DECEMBRE 2005
Semaine 50  Du 07-12 au 13-12-2005

 

FORTY SHADES OF BLUE - de Ira Sachs. (8/20) 1
USA - Couleur, 1h47 - 2005.
Avec : Rip Torn, Dina Korzun, Darren Burrows, Paprika Steen.

Drame : A Memphis, une jeune femme d’origine moscovite s’ennuie aux côtés de son vieux compagnon, producteur de musique à succès, avec qui elle a un fiston et tout le confort matériel... Il faut dire que l’ancien il s’emmerde pas... il lui pose des lapins au resto, la laisse poireauter lors d’une soirée pendant qu’il baisouille avec une autre etc. Là-dessus arrive le fils aîné d’un précédent accouplement du producteur... Sans être le coup de foudre, c’est quand même un petit flash... C’est le fils qui fera le premier pas vers la jeune femme; elle, elle va hésiter avant... et après... Une bien sombre ambiance se dégage de ce film traité sur le mode mineur... Sombre crépuscule pour le vioque et crépuscule prématuré pour la jeune femme... Le grand fils, lui, a des problèmes avec sa doulce moitié tombée enceinte juste au moment où ils songeaient à se séparer... Mais la musique est là, en toile de fond et le producteur est interprété par Rip Torn - un comédien dont tout le monde connaît la gueule mais pas le nom, ou inversement... - qui est absolument parfait dans le rôle complexe du producteur friqué avec néanmoins une touche de ringardise, à la limite du cynisme mais drôle et émouvant à bien des moments.
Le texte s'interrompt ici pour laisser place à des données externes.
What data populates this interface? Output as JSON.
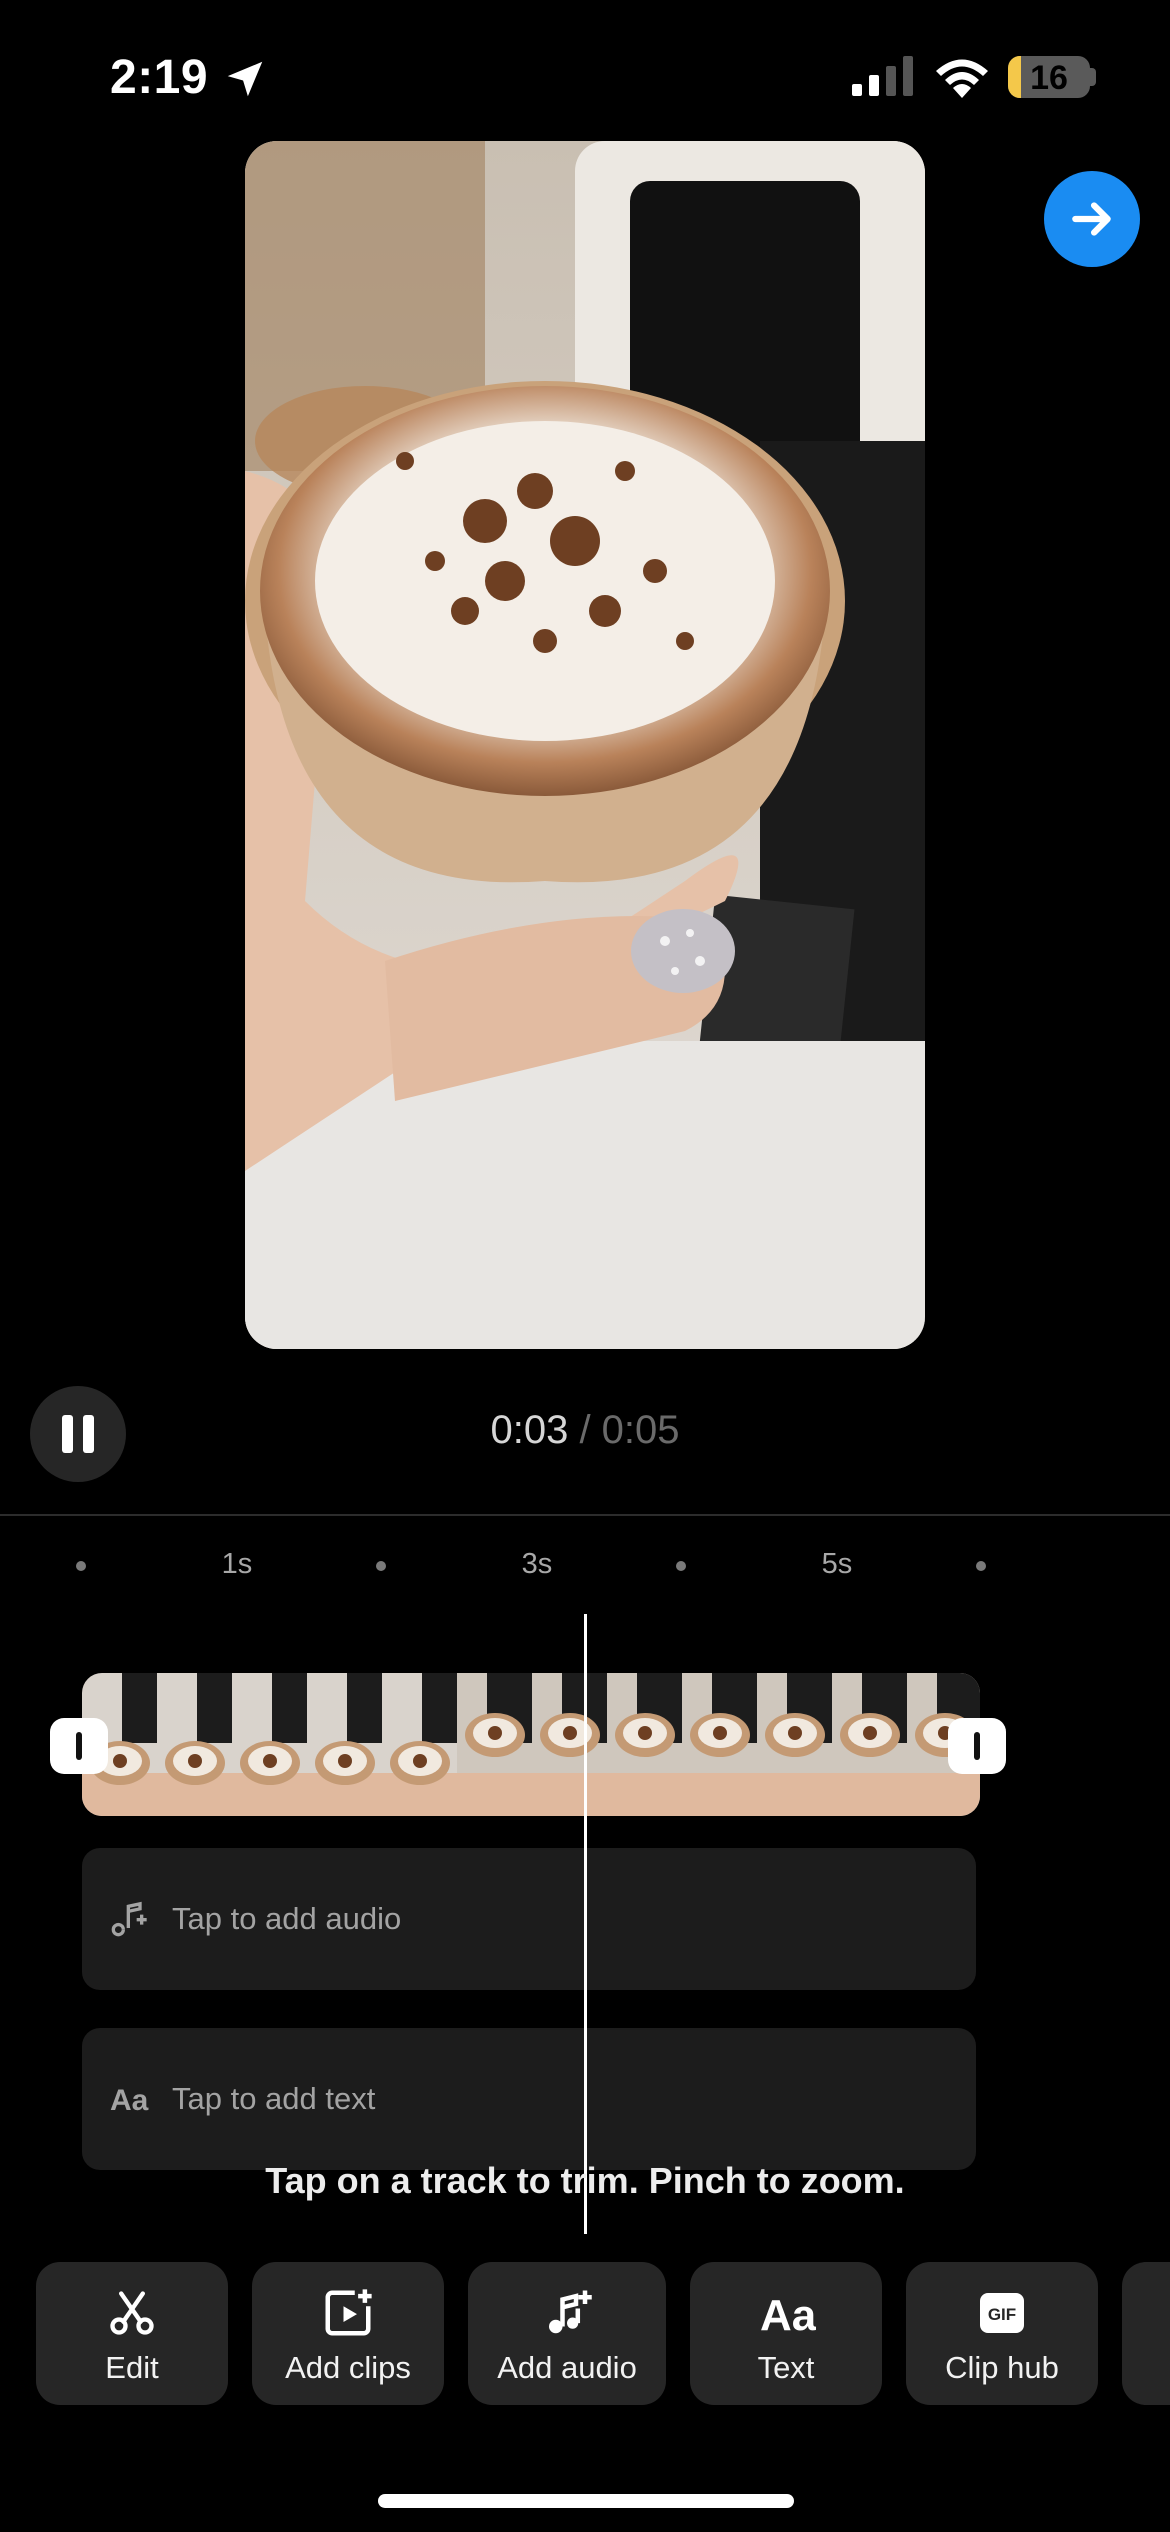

Les autres assurent également - à ceci près que Dina Korzun, malgré sa réputation, est loin d’être belle... Ira Sachs filme tout ce beau monde à la manière d’un Cassavetes mais avec son inspiration à elle... A suivre.

 

 

GRIZZLY MAN - de Werner Herzog. (7/20) 1
USA - Couleur, 1h43 - 2005.
Avec : Timothy Treadwell, Werner Herzog, Amie Huguenard.

Documentaire : Herzog a toujours eu un faible pour les fous furieux qui se lancent des défis d’une ambition suicidaire ( Aguirre ou Fitzcarraldo ). Ici, il s’agit d’un ancien alcoolo drogué et acteur raté qui, lors d’un voyage en Alaska, a une sorte de révélation en découvrant le monde des gros nounours... Il va les suivre, en effectuant de nombreux séjours auprès d’eux, durant treize ans. Il veut les protéger en fondant une association écologiste “Grizzly People” et cherche à leur ressembler pour des raisons assez inexplicables... et va enregistrer des kilomètres d’images vidéo, qui constituent d’ailleurs la majeure partie de ce documentaire pour le moins insolite. Jusqu’au jour où... il ne fera pas assez gaffe... les nounours, c’est bien gentil, mais il leur arrive de bouffer de l’humain même s’il s’agit d’un gars sympa qui les adore... Z’en ont rien à foutre, c’est des animaux après tout... faut pas déconner ! D’où la difficulté pour le spectateur de piger exactement la passion foldingue du bougre... En tous cas, il a pour le moins la tête “ailleurs”... dans un autre univers... Comme, et là c’est frappant, la quasi totalité des autres personnages que l’on croise dans ce film au hasard des entretiens... Une ex-copine, un toubib et autres témoins, tous bien décalés comme il faut... Etrange. Oui, c’est le mot. Etrange réalité qui - comme toujours - dépasse la fiction...

 

 

KIRIKOU ET LES BÊTES SAUVAGES - de Michel Ocelot et Bénédicte Galup. (0/20) 1
France - Couleur, 1h15 - 2005.
Avec les voix de : Pierre-Ndoffé Sarr, Robert Liensol, Marie Philomène Nga.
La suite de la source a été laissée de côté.